Now that we've created an application on Reddit, we can obtain Reddit instances using PRAW. While it's possible to create two separate types of instance -- read-only or authorized -- for the sake of this chapter we'll focus on obtaining a read-only instance. 

This is where the script application we just created becomes important. We'll need to provide our `client-id`, our `client_secret`, and our `user_agent` in order to obtain a read-only Reddit instance:

*Note*: You'll want to keep this information as confidential as possible while still accessing the data you need. 

In [5]:
reddit = praw.Reddit(client_id="my client id",
                     client_secret="my client secret",
                     user_agent="my user agent")

With the information from our script application, we'll be able to `print` a read-only Reddit instance. As with Pushshift, we'll have to determine whether we'd like to look at data for submissions or comments.


As an example, below are the 3 "hottest" submissions from [r/MakeupRehab](https://www.reddit.com/r/MakeupRehab/), along with submission authors, titles, scores, and body text: 

In [20]:
print(reddit.read_only)
for submission in reddit.subreddit("MakeupRehab").hot(limit=3):
    print(submission.author)
    print(submission.title)
    print(submission.score)  
    print(submission.selftext)

True
toyaqueen
Megathread: COVID-19 / Coronavirus Resource and Discussion
43
Hi everyone,

r/DISCLAIMER: This is not to be taken as a post for health information or precautions on the novel coronavirus pandemic. PLEASE keep up-to-date via your local governments and health representatives.

As we all know by now, the novel coronavirus is impacting daily life all over the globe. Here in MUR, you may have already seen some of our fellow members post about struggles directly related to the virus - having to move suddenly and unexpectedly, job losses, trying to deal with the stress, seeing which companies are being shady and more. With that in mind, feel free to use this thread as the hub for any conversations you want to have on this topic.

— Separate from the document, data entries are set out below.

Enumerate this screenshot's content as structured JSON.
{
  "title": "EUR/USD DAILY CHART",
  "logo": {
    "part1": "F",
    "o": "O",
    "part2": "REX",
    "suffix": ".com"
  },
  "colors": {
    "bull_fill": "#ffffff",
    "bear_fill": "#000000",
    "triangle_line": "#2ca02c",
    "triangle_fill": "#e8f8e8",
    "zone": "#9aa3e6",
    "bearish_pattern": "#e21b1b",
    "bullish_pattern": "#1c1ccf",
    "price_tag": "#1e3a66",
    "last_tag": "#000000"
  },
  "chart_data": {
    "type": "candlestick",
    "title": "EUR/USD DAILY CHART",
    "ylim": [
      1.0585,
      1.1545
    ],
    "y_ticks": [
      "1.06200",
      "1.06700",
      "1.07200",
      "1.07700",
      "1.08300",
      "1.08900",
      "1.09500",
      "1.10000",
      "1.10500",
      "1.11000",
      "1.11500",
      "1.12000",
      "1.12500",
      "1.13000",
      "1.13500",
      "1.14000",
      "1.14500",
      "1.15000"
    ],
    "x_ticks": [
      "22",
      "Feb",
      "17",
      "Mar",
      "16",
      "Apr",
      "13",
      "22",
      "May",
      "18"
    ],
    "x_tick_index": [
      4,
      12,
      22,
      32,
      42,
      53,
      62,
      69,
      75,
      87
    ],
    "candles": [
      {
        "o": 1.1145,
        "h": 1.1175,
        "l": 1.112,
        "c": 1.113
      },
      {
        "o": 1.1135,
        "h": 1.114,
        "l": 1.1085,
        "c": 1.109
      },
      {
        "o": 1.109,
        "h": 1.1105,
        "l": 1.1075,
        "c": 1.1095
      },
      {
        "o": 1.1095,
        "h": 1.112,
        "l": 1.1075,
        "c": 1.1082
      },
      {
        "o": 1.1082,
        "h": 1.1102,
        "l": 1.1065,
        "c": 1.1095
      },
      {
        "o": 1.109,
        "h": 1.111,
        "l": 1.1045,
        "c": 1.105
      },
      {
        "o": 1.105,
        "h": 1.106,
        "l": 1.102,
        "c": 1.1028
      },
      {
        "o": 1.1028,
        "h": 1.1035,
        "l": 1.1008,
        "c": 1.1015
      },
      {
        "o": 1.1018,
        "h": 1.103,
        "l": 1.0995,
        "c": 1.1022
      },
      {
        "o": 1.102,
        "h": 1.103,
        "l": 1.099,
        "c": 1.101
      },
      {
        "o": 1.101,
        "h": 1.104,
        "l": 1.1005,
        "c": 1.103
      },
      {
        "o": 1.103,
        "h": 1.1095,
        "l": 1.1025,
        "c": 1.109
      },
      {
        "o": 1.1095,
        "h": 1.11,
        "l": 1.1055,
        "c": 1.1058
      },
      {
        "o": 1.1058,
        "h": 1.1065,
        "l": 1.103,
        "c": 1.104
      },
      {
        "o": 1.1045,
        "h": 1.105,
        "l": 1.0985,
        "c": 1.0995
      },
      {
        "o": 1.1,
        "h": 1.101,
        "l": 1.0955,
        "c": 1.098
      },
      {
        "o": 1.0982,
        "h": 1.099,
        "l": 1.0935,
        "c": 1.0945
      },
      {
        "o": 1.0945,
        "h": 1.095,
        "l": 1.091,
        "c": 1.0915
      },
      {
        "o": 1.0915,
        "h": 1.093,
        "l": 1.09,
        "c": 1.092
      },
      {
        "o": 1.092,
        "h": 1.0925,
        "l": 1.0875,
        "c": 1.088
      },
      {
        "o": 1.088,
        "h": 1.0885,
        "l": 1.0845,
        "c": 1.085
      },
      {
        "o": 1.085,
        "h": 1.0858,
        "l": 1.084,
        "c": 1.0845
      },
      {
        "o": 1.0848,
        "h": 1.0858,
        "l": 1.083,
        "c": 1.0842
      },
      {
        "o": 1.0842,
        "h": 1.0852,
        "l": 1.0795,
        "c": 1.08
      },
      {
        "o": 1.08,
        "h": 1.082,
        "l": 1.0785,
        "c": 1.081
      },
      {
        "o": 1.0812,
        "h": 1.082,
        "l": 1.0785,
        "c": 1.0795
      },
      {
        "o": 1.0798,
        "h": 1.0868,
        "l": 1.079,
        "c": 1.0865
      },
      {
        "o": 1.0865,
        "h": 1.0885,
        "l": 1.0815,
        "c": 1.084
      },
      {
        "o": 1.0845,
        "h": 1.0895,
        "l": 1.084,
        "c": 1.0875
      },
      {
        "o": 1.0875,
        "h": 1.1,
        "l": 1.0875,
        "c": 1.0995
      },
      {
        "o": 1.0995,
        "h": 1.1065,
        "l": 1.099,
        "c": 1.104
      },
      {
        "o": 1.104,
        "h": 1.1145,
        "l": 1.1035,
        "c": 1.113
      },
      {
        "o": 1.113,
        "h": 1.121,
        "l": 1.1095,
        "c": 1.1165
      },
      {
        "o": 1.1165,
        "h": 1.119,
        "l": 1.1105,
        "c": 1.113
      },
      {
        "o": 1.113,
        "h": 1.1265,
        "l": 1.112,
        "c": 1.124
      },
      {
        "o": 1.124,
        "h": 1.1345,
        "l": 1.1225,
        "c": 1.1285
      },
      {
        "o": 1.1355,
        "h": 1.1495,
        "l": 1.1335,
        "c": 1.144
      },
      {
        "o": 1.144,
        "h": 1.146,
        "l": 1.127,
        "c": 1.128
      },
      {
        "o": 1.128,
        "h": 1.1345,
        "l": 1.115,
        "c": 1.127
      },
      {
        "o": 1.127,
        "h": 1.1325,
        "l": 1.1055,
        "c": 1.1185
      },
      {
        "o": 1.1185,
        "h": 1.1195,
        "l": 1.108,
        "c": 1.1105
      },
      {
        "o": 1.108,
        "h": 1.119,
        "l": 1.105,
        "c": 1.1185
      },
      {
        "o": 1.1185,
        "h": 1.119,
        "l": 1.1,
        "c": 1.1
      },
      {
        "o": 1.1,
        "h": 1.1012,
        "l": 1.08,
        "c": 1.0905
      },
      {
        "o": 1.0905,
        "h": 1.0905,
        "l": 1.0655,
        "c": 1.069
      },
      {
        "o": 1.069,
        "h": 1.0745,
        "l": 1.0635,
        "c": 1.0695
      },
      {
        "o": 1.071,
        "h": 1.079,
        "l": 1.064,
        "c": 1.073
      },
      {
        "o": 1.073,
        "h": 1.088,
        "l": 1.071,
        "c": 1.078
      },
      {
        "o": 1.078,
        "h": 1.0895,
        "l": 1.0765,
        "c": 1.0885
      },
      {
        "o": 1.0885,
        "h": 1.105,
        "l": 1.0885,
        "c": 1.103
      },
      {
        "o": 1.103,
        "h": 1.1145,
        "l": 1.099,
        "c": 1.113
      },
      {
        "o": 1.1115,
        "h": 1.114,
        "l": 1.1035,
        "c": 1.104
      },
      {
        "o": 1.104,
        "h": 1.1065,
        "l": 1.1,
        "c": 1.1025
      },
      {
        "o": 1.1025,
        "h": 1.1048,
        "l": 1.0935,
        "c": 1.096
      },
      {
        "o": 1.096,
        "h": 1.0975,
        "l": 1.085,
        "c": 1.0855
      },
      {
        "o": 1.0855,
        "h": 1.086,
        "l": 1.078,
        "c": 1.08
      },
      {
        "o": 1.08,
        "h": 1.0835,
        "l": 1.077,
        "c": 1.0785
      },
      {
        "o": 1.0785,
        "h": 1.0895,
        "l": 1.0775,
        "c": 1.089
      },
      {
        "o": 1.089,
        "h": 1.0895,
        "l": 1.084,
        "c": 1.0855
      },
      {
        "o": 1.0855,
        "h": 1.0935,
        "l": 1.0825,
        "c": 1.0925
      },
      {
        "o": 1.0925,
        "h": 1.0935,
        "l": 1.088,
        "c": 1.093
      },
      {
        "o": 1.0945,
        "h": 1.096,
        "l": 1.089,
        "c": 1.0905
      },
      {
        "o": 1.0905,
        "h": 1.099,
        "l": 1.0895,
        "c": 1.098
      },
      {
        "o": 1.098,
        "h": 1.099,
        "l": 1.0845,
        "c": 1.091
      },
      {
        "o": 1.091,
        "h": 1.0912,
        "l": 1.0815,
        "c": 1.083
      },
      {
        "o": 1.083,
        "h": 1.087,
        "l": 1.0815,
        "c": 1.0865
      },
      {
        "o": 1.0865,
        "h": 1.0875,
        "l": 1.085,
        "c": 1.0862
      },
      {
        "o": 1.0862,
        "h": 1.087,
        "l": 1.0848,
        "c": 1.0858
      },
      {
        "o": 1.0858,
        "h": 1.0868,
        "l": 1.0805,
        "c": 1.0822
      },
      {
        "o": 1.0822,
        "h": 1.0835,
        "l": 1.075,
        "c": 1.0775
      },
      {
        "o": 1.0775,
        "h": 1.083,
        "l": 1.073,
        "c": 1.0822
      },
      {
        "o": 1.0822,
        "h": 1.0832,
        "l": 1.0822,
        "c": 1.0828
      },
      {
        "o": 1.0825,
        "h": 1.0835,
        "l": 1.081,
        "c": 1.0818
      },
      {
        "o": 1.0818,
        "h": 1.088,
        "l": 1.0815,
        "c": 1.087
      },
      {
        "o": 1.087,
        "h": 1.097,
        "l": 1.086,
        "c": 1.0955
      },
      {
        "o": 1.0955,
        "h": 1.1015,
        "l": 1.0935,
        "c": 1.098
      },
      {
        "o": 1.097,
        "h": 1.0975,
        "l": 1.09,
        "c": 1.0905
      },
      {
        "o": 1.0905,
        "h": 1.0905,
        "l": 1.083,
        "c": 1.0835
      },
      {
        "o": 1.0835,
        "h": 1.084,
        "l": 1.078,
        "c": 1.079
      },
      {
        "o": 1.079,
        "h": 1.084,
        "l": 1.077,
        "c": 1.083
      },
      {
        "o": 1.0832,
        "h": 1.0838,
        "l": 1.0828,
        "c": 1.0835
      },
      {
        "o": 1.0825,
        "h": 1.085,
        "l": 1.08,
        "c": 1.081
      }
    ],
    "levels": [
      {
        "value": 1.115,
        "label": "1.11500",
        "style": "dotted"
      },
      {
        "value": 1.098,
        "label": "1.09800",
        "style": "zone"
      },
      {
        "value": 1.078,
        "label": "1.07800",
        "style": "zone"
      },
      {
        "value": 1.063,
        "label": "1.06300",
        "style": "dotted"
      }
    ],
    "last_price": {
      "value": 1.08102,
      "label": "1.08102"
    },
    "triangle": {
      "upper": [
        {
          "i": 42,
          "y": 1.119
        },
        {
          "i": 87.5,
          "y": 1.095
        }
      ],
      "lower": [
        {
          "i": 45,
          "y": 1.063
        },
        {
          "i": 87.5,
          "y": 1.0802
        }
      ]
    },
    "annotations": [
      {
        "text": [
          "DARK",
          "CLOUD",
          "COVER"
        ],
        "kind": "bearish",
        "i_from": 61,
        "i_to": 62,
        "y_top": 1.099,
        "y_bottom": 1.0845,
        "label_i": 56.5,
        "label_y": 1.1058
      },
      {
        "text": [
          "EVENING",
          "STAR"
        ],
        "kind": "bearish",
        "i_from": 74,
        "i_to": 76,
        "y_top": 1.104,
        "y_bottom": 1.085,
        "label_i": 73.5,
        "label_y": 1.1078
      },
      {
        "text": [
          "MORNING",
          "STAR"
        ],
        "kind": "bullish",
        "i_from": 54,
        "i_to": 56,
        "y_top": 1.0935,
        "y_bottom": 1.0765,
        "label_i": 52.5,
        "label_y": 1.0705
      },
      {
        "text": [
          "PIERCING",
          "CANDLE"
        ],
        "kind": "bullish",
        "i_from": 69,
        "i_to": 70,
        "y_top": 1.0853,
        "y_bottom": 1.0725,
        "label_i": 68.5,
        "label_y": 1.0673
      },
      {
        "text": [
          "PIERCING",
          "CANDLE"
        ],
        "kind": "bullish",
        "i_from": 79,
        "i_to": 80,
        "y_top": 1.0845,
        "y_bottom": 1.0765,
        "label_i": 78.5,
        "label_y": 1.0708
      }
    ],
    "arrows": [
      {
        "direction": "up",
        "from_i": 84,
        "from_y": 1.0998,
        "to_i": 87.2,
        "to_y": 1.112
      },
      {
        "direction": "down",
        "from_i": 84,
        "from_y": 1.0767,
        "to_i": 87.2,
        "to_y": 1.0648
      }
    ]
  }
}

We’ve decided to create a megathread that will be updated with resources from other subs (the crosspost rule will be lifted for the purposes of this thread only), relevant to the needs and interests of the community to use during this trying time for m

**NOTE**: PRAW will not allow you to create instances for quarantined or banned subreddits. Attempting to do so will return 403 and 404 Errors, respectively. 

## Filling in gaps in the Pushshift API

While Pushshift is a great entryway into scraping data from Reddit, you'll occasionally run into some notable gaps in available data.

Using the API's [Reddit Search](https://redditsearch.io/) referenced at the end of Part 1, we can see how scope out any potential holes in subreddit data before going through the process of scraping that data ourselves. 

As an example, let's look at [r/AmItheAsshole](https://www.reddit.com/r/AmItheAsshole/):

![r/AmItheAsshole](https://i.snipboard.io/BwiqKY.jpg)

The data visualizations available through Pushshift stand in pretty stark contrast to r/AmItheAsshole's creation in June 2013.